Aug 24, 2006
Posted by Mike Conaty in Audio Production,Marketing,Radio
7 Comments
Good Enough Ain't Good Enough
At the risk of becoming one of those blogs that just tells you what’s on other blogs, I’ve the good and the bad from Seth Godin (we’ll save the ugly for some other day.)
I’ll start with:
The Good:
With Tuesday’s publication of his book small is the new big, Seth’s been on a new media blitz. He’s been interviewed for blogs and podcasts across the marketing web, and in my humble opinion, the best of these was on Mark Ramsey’s blog hear2.o with Seth riffing on the future of radio, as he sees it.
Best quote:
If you’re in radio today, you have a spectacular asset: The ability to communicate to people directly who want to hear from you. But it’s a wasting asset. And big media companies refuse to acknowledge the fact that their licenses are gonna be worth less in ten years than they were ten years ago. And they’re trying very hard to keep their head in the sand and ignore that.
The Bad
That same day, Seth also posted a piece on his blog that has me wondering:
a. Is he kidding?
b. Is this just a ploy to have everyone who reads it pull their hair out, so Seth won’t be the only bald guy in the room?
In his post, titled Good Enough, he says:
I wonder, though, if “good enough” might be the next big idea. Audio players, cars, dryers, accounting… not the best ever made, not the most complicated and certainly not the most energy-consuming. Just good enough.
Umm, Seth, have you heard what an iPod (or any MP3 player for that matter) sounds like? Have you used a cell phone lately? The makers of the audio devises we use every day are already getting by with good enough. I could rant for hours about the whole sound quality issue, and never get past the “yeah, but my iPod only cost $100, and I can take it wherever I go, and I don’t have to listen to stuff I don’t like” argument.
Being in the audio business, we see it every day, whether it’s the home recorded voice over demo MP3 that’s been compressed incorrectly, and gives the artists’ voice that tell-tale “gummy teeth” sound, or whether it’s the prospective client who wants to save a few bucks, and record his own voice over for a video, we’re surrounded by “Good Enough”.
From a business perspective, is “Good Enough” really viable?

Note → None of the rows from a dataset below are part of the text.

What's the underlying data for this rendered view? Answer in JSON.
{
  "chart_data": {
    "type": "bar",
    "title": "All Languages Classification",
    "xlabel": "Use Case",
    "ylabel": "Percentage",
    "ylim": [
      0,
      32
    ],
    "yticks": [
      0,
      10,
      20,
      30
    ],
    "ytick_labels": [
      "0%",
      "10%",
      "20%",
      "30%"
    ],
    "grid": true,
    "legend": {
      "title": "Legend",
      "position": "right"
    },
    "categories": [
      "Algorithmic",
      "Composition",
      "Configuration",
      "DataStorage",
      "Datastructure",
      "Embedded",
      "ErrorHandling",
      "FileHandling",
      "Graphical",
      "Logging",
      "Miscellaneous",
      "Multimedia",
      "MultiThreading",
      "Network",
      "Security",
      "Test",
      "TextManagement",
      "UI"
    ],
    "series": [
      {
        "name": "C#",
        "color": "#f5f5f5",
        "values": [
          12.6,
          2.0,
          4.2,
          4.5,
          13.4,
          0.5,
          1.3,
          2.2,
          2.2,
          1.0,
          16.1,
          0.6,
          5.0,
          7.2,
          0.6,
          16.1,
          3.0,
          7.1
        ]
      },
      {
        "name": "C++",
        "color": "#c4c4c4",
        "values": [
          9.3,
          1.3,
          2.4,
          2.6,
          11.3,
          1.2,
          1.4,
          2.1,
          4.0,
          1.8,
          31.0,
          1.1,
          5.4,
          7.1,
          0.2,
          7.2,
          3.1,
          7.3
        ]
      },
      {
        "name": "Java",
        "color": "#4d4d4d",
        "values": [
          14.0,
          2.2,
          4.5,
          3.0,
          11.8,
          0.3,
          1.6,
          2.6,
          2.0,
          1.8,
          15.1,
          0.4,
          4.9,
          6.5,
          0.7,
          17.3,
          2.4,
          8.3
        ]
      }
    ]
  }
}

The Yugo was good enough, haven’t seen one of those lately though. There are dozens of companies that manufacture audio equipment that’s good enough, just check the shelves of any MegaLowMart and you’ll find the least-common-denominator, good enough approach, hell, check the shelves of any eletronics retailer, and most of what’s on the shelf is “good enough.”
There will always be companies that use “good enough” as their strategy, and many will do well, but fortunately, not all companies will follow that creedo. Just take a look at some of the companies that Seth has riffed on in the past, Starbuks, hell look at one of his best selling books, Purple Cow, the subtitle of which is: “Transform Your Business by Being Remarkable”. Hopefully Seth’s post isn’t clue to his next book: Just Another Cow: Good Enough for Whatever.